Our Polish tour guide has been working here for a decade. After growing up in the nearby town Oświęcim, she grew up in the shadow of what had happened her and became more interested in Auschwitz when she first visited the camp on a school trip aged 14. Does she enjoy it? “It’s not fun, no, but my job means something.”

The guides are, in her words, “well-compensated” because of how emotionally demanding the work is. Some cannot handle the reality of working there and quit - others have done the job for 20 years. When she first started, she had nightmares that she was a prisoner in Auschwitz-Birkenau. Standing in front of what remains of a gas chamber destroyed by the SS during the final months of the camp, she says the nightmares have gone, but the sadness of her job: explaining the brutality, and the efficiency of mass murder, stays with her.

Whether you visit Auschwitz or not, it is impossible to comprehend the scale of death that happened there. Seventy years on in Birkenhau, the scent of death has gone. The only signs left of the 1.1m people that were murdered are the ruins of the gas chambers, or the piles of shoes displayed behind glass.

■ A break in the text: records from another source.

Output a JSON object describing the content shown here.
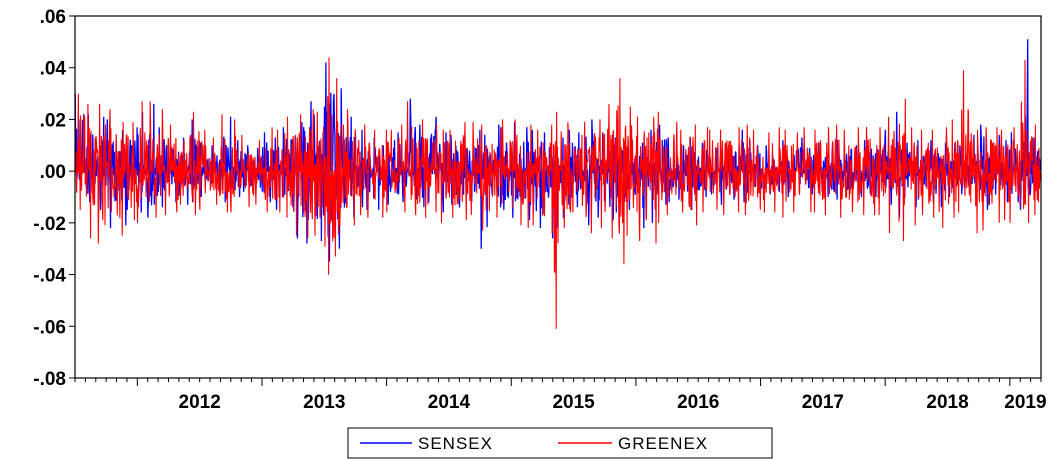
{
  "chart_data": {
    "type": "line",
    "title": "",
    "xlabel": "",
    "ylabel": "",
    "x_range": [
      "2011-07-01",
      "2019-03-31"
    ],
    "x_tick_labels": [
      "2012",
      "2013",
      "2014",
      "2015",
      "2016",
      "2017",
      "2018",
      "2019"
    ],
    "ylim": [
      -0.08,
      0.06
    ],
    "y_ticks": [
      0.06,
      0.04,
      0.02,
      0.0,
      -0.02,
      -0.04,
      -0.06,
      -0.08
    ],
    "y_tick_labels": [
      ".06",
      ".04",
      ".02",
      ".00",
      "-.02",
      "-.04",
      "-.06",
      "-.08"
    ],
    "grid": false,
    "legend_position": "bottom-center",
    "series": [
      {
        "name": "SENSEX",
        "color": "#0000ff",
        "x": [
          "2011-07",
          "2011-08",
          "2011-09",
          "2011-10",
          "2011-11",
          "2011-12",
          "2012-01",
          "2012-02",
          "2012-03",
          "2012-04",
          "2012-05",
          "2012-06",
          "2012-07",
          "2012-08",
          "2012-09",
          "2012-10",
          "2012-11",
          "2012-12",
          "2013-01",
          "2013-02",
          "2013-03",
          "2013-04",
          "2013-05",
          "2013-06",
          "2013-07",
          "2013-08",
          "2013-09",
          "2013-10",
          "2013-11",
          "2013-12",
          "2014-01",
          "2014-02",
          "2014-03",
          "2014-04",
          "2014-05",
          "2014-06",
          "2014-07",
          "2014-08",
          "2014-09",
          "2014-10",
          "2014-11",
          "2014-12",
          "2015-01",
          "2015-02",
          "2015-03",
          "2015-04",
          "2015-05",
          "2015-06",
          "2015-07",
          "2015-08",
          "2015-09",
          "2015-10",
          "2015-11",
          "2015-12",
          "2016-01",
          "2016-02",
          "2016-03",
          "2016-04",
          "2016-05",
          "2016-06",
          "2016-07",
          "2016-08",
          "2016-09",
          "2016-10",
          "2016-11",
          "2016-12",
          "2017-01",
          "2017-02",
          "2017-03",
          "2017-04",
          "2017-05",
          "2017-06",
          "2017-07",
          "2017-08",
          "2017-09",
          "2017-10",
          "2017-11",
          "2017-12",
          "2018-01",
          "2018-02",
          "2018-03",
          "2018-04",
          "2018-05",
          "2018-06",
          "2018-07",
          "2018-08",
          "2018-09",
          "2018-10",
          "2018-11",
          "2018-12",
          "2019-01",
          "2019-02",
          "2019-03"
        ],
        "high": [
          0.03,
          0.022,
          0.021,
          0.02,
          0.016,
          0.017,
          0.023,
          0.026,
          0.017,
          0.012,
          0.013,
          0.02,
          0.011,
          0.01,
          0.021,
          0.012,
          0.01,
          0.009,
          0.015,
          0.013,
          0.017,
          0.019,
          0.027,
          0.022,
          0.042,
          0.032,
          0.021,
          0.016,
          0.013,
          0.01,
          0.012,
          0.015,
          0.028,
          0.018,
          0.021,
          0.015,
          0.014,
          0.013,
          0.016,
          0.014,
          0.018,
          0.017,
          0.019,
          0.017,
          0.016,
          0.015,
          0.013,
          0.016,
          0.015,
          0.02,
          0.015,
          0.014,
          0.013,
          0.012,
          0.011,
          0.016,
          0.018,
          0.013,
          0.01,
          0.013,
          0.011,
          0.009,
          0.01,
          0.01,
          0.016,
          0.01,
          0.01,
          0.009,
          0.012,
          0.013,
          0.009,
          0.011,
          0.011,
          0.012,
          0.012,
          0.01,
          0.012,
          0.013,
          0.016,
          0.023,
          0.011,
          0.012,
          0.012,
          0.011,
          0.011,
          0.01,
          0.014,
          0.018,
          0.014,
          0.012,
          0.015,
          0.051,
          0.013
        ],
        "low": [
          -0.005,
          -0.012,
          -0.015,
          -0.022,
          -0.021,
          -0.015,
          -0.016,
          -0.018,
          -0.014,
          -0.012,
          -0.013,
          -0.012,
          -0.01,
          -0.008,
          -0.012,
          -0.01,
          -0.008,
          -0.009,
          -0.012,
          -0.015,
          -0.014,
          -0.026,
          -0.028,
          -0.027,
          -0.035,
          -0.03,
          -0.018,
          -0.014,
          -0.015,
          -0.015,
          -0.013,
          -0.012,
          -0.011,
          -0.014,
          -0.012,
          -0.016,
          -0.013,
          -0.014,
          -0.012,
          -0.03,
          -0.014,
          -0.015,
          -0.018,
          -0.019,
          -0.022,
          -0.026,
          -0.022,
          -0.018,
          -0.014,
          -0.021,
          -0.018,
          -0.019,
          -0.016,
          -0.015,
          -0.022,
          -0.02,
          -0.013,
          -0.012,
          -0.011,
          -0.015,
          -0.01,
          -0.009,
          -0.013,
          -0.011,
          -0.012,
          -0.01,
          -0.009,
          -0.008,
          -0.01,
          -0.009,
          -0.009,
          -0.008,
          -0.01,
          -0.011,
          -0.012,
          -0.01,
          -0.009,
          -0.01,
          -0.013,
          -0.018,
          -0.014,
          -0.011,
          -0.012,
          -0.014,
          -0.01,
          -0.009,
          -0.012,
          -0.015,
          -0.013,
          -0.012,
          -0.012,
          -0.015,
          -0.009
        ]
      },
      {
        "name": "GREENEX",
        "color": "#ff0000",
        "x": [
          "2011-07",
          "2011-08",
          "2011-09",
          "2011-10",
          "2011-11",
          "2011-12",
          "2012-01",
          "2012-02",
          "2012-03",
          "2012-04",
          "2012-05",
          "2012-06",
          "2012-07",
          "2012-08",
          "2012-09",
          "2012-10",
          "2012-11",
          "2012-12",
          "2013-01",
          "2013-02",
          "2013-03",
          "2013-04",
          "2013-05",
          "2013-06",
          "2013-07",
          "2013-08",
          "2013-09",
          "2013-10",
          "2013-11",
          "2013-12",
          "2014-01",
          "2014-02",
          "2014-03",
          "2014-04",
          "2014-05",
          "2014-06",
          "2014-07",
          "2014-08",
          "2014-09",
          "2014-10",
          "2014-11",
          "2014-12",
          "2015-01",
          "2015-02",
          "2015-03",
          "2015-04",
          "2015-05",
          "2015-06",
          "2015-07",
          "2015-08",
          "2015-09",
          "2015-10",
          "2015-11",
          "2015-12",
          "2016-01",
          "2016-02",
          "2016-03",
          "2016-04",
          "2016-05",
          "2016-06",
          "2016-07",
          "2016-08",
          "2016-09",
          "2016-10",
          "2016-11",
          "2016-12",
          "2017-01",
          "2017-02",
          "2017-03",
          "2017-04",
          "2017-05",
          "2017-06",
          "2017-07",
          "2017-08",
          "2017-09",
          "2017-10",
          "2017-11",
          "2017-12",
          "2018-01",
          "2018-02",
          "2018-03",
          "2018-04",
          "2018-05",
          "2018-06",
          "2018-07",
          "2018-08",
          "2018-09",
          "2018-10",
          "2018-11",
          "2018-12",
          "2019-01",
          "2019-02",
          "2019-03"
        ],
        "high": [
          0.03,
          0.026,
          0.026,
          0.024,
          0.019,
          0.019,
          0.027,
          0.027,
          0.024,
          0.018,
          0.012,
          0.023,
          0.016,
          0.013,
          0.022,
          0.02,
          0.014,
          0.012,
          0.017,
          0.016,
          0.021,
          0.022,
          0.024,
          0.023,
          0.044,
          0.036,
          0.024,
          0.018,
          0.016,
          0.016,
          0.016,
          0.018,
          0.027,
          0.02,
          0.018,
          0.016,
          0.016,
          0.019,
          0.019,
          0.018,
          0.017,
          0.02,
          0.02,
          0.018,
          0.016,
          0.018,
          0.023,
          0.019,
          0.014,
          0.019,
          0.02,
          0.026,
          0.036,
          0.025,
          0.021,
          0.021,
          0.023,
          0.019,
          0.016,
          0.018,
          0.017,
          0.016,
          0.016,
          0.017,
          0.018,
          0.016,
          0.015,
          0.017,
          0.016,
          0.015,
          0.017,
          0.016,
          0.017,
          0.018,
          0.016,
          0.017,
          0.017,
          0.017,
          0.021,
          0.028,
          0.017,
          0.016,
          0.016,
          0.017,
          0.02,
          0.039,
          0.022,
          0.017,
          0.017,
          0.016,
          0.017,
          0.043,
          0.018
        ],
        "low": [
          -0.015,
          -0.026,
          -0.028,
          -0.027,
          -0.025,
          -0.019,
          -0.02,
          -0.018,
          -0.017,
          -0.016,
          -0.013,
          -0.017,
          -0.015,
          -0.013,
          -0.016,
          -0.016,
          -0.014,
          -0.013,
          -0.016,
          -0.016,
          -0.018,
          -0.025,
          -0.026,
          -0.025,
          -0.04,
          -0.033,
          -0.021,
          -0.017,
          -0.018,
          -0.018,
          -0.016,
          -0.016,
          -0.017,
          -0.018,
          -0.016,
          -0.02,
          -0.018,
          -0.019,
          -0.017,
          -0.023,
          -0.018,
          -0.019,
          -0.021,
          -0.022,
          -0.021,
          -0.024,
          -0.061,
          -0.022,
          -0.018,
          -0.024,
          -0.022,
          -0.026,
          -0.036,
          -0.025,
          -0.027,
          -0.028,
          -0.02,
          -0.017,
          -0.016,
          -0.021,
          -0.016,
          -0.015,
          -0.017,
          -0.016,
          -0.017,
          -0.015,
          -0.016,
          -0.016,
          -0.018,
          -0.016,
          -0.016,
          -0.016,
          -0.017,
          -0.018,
          -0.016,
          -0.017,
          -0.017,
          -0.017,
          -0.024,
          -0.027,
          -0.021,
          -0.017,
          -0.018,
          -0.022,
          -0.018,
          -0.016,
          -0.024,
          -0.023,
          -0.02,
          -0.019,
          -0.02,
          -0.02,
          -0.017
        ]
      }
    ]
  },
  "legend": {
    "items": [
      {
        "label": "SENSEX",
        "color": "#0000ff"
      },
      {
        "label": "GREENEX",
        "color": "#ff0000"
      }
    ]
  }
}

The cold and discomfort we feel, wrapped in our winter coats and scarves, is nothing compared to that of a half-starved inmate in pyjamas.

Two days after the visit, and Molly still feels drained. “There was definitely an emotional impact there. But it’s playing on my mind now I just keep thinking that we’ve been in those gas chambers where millions have been murdered.

“When I was there I felt like I needed to cry but also that I couldn’t because I felt so emotionally drained. It was really surreal experience, even now it feels like a bit of a dream.”

And while she says it did feel like a museum, it was like no other: “In Birkenhau felt like you were there, especially when it was dark and we were walking back through the camp and doing the walk that the Jews would have done before they got murdered.”

As for Ben, he says he doesn’t know what to say to his friends who have texted him to ask how it was. “I don’t know how to describe it. I can’t really say that I felt any overwhelming emotion there. I think when I got home and actually thought about the day it was quite shocking to think what I had just done. The whole day was a bit crazy really. It’s so difficult to explain how I feel now.”